Of course, some — such as California — have tried to erect impregnable defenses. However, in terms of discretionary immigration benefits and relief, all these defenses are simply a Maginot Line that DHS can plot a route around. In order to ensure that DHS had the information necessary to implement bars to immigration benefits and relief, Congress can simply make as a condition for eligibility that alien applicants procure the information for DHS. Mr. Goodlatte did precisely this regarding the temporary legal status he offered in H.R. 4760:

An alien who was physically present in the United States at any time prior to the age of 18 may not apply for the adjustment of his or her status to that of an alien lawfully admitted for permanent residence unless they have requested the release to [DHS] of all records regarding their being adjudicated delinquent in State or local juvenile court proceedings, and the Department has obtained all such records.

As to deportation proceedings, DHS would have to reconstruct the records to the best of its ability. Congress could establish a requirement that aliens in proceedings procure the relevant information. For those who refuse, Congress could create a negative inference, or even a rebuttable presumption, regarding deportability.

As to those jurisdictions that don’t allow even the juvenile him or herself to request their juvenile records, Congress can simply state that that these jurisdictions’ actions will preclude large numbers of aliens from eligibility for the relevant relief or benefits. The onus will be on the jurisdictions to change their laws. DHS will no longer be able to get away with excusing applicants who “cannot provide the record because it is sealed or because State law prohibits even the individual to whom the record relates ... from themselves disclosing the record”.

Of course, should legislation such as I recommend ever be enacted into law, it is possible that some recalcitrant jurisdictions might attempt to truly expunge — physically and digitally destroy — as many juvenile records as possible. If they do so, Congress could respond by cutting off law enforcement grants to these jurisdictions, though such a bar would be challenged in court. The ultimate resolution of the issue would need to be decided at the ballot box. Jurisdictions could even simply decide to no longer “adjudicate” any violent alien juveniles. Here too, the ultimate resolution would seem to be at the ballot box.


Regardless of one’s views as to the “deservingness” as a general matter of illegal aliens brought to the U.S. as minors by their parents, brought to the U.S. by smugglers paid for by their parents, or who simply came to the U.S. on their own accord, those who are criminals (whether convicted in criminal court or adjudicated delinquent in juvenile court) should surely face immigration consequences. The lasting devastation to the lives of crime victims and their families is not wiped away simply because the perpetrators are minors, even if those minors were “brought to the U.S. through no fault of their own.”

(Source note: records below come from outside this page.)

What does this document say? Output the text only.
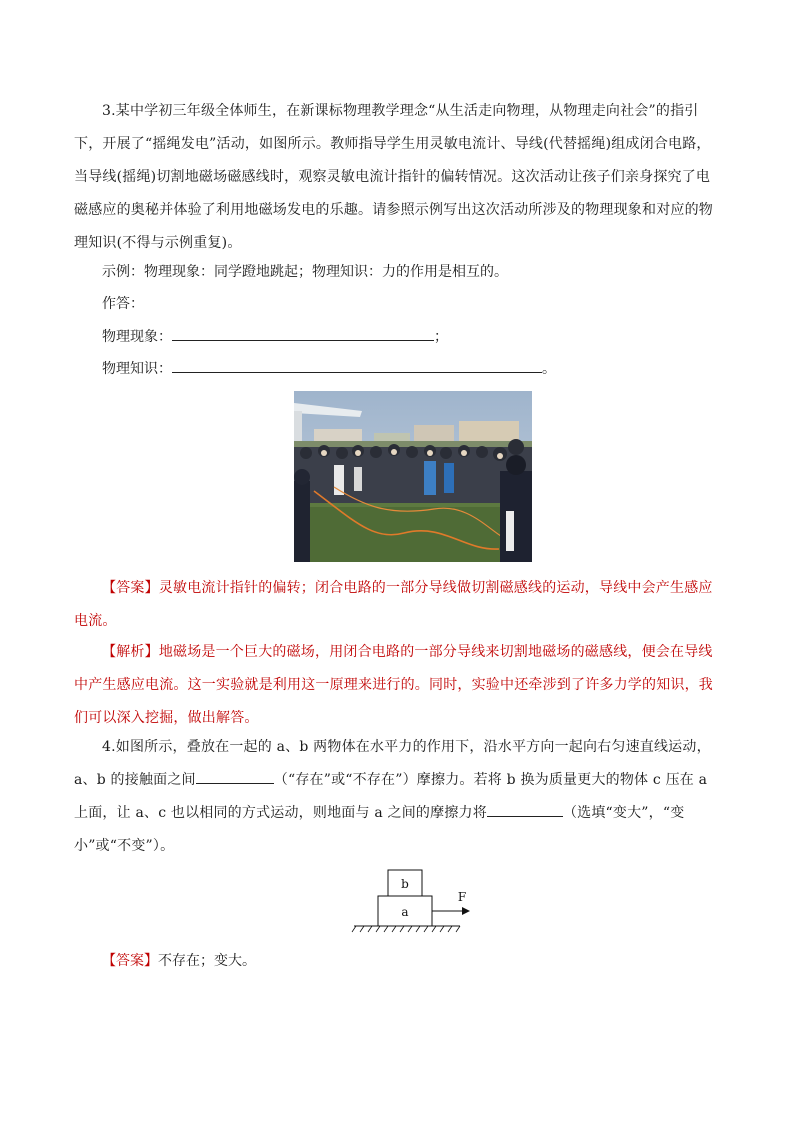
3.某中学初三年级全体师生，在新课标物理教学理念“从生活走向物理，从物理走向社会”的指引下，开展了“摇绳发电”活动，如图所示。教师指导学生用灵敏电流计、导线(代替摇绳)组成闭合电路，当导线(摇绳)切割地磁场磁感线时，观察灵敏电流计指针的偏转情况。这次活动让孩子们亲身探究了电磁感应的奥秘并体验了利用地磁场发电的乐趣。请参照示例写出这次活动所涉及的物理现象和对应的物理知识(不得与示例重复)。

示例：物理现象：同学蹬地跳起；物理知识：力的作用是相互的。
作答：
物理现象：	；
物理知识：	。

【答案】灵敏电流计指针的偏转；闭合电路的一部分导线做切割磁感线的运动，导线中会产生感应电流。

【解析】地磁场是一个巨大的磁场，用闭合电路的一部分导线来切割地磁场的磁感线，便会在导线中产生感应电流。这一实验就是利用这一原理来进行的。同时，实验中还牵涉到了许多力学的知识，我们可以深入挖掘，做出解答。

4.如图所示，叠放在一起的 a、b 两物体在水平力的作用下，沿水平方向一起向右匀速直线运动，a、b 的接触面之间	（“存在”或“不存在”）摩擦力。若将 b 换为质量更大的物体 c 压在 a 上面，让 a、c 也以相同的方式运动，则地面与 a 之间的摩擦力将	（选填“变大”，“变小”或“不变”）。

b
a
F
【答案】不存在；变大。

As then House Judiciary Committee Chairman Bob Goodlatte and 192 other Republican members of the House of Representatives determined in 2018, alien perpetrators should be barred from any immigration relief designed for aliens who arrived in the U.S. while minors. At the very least, as House Democrats unanimously, and bravely, determined in 2019 and 2021 (to the dismay of “DREAMER” advocates), DHS should have the option to refuse them such immigration relief.

Congress should also give serious consideration to establishing a detention mandate and a ground of deportability for all aliens (regardless of their immigration status) who have been adjudicated delinquent for the commission of the types of offenses that would trigger mandatory detention or a ground of deportability if they had resulted in a criminal conviction, or at the very least for the most serious juvenile offenses as specified in Mr. Goodlatte’s legislation.

When a juvenile perpetrator is an alien, especially one not lawfully present, the consequences should not only entail “rehabilitation and treatment” through a federal or state juvenile court system, but also extend to the immigration realm.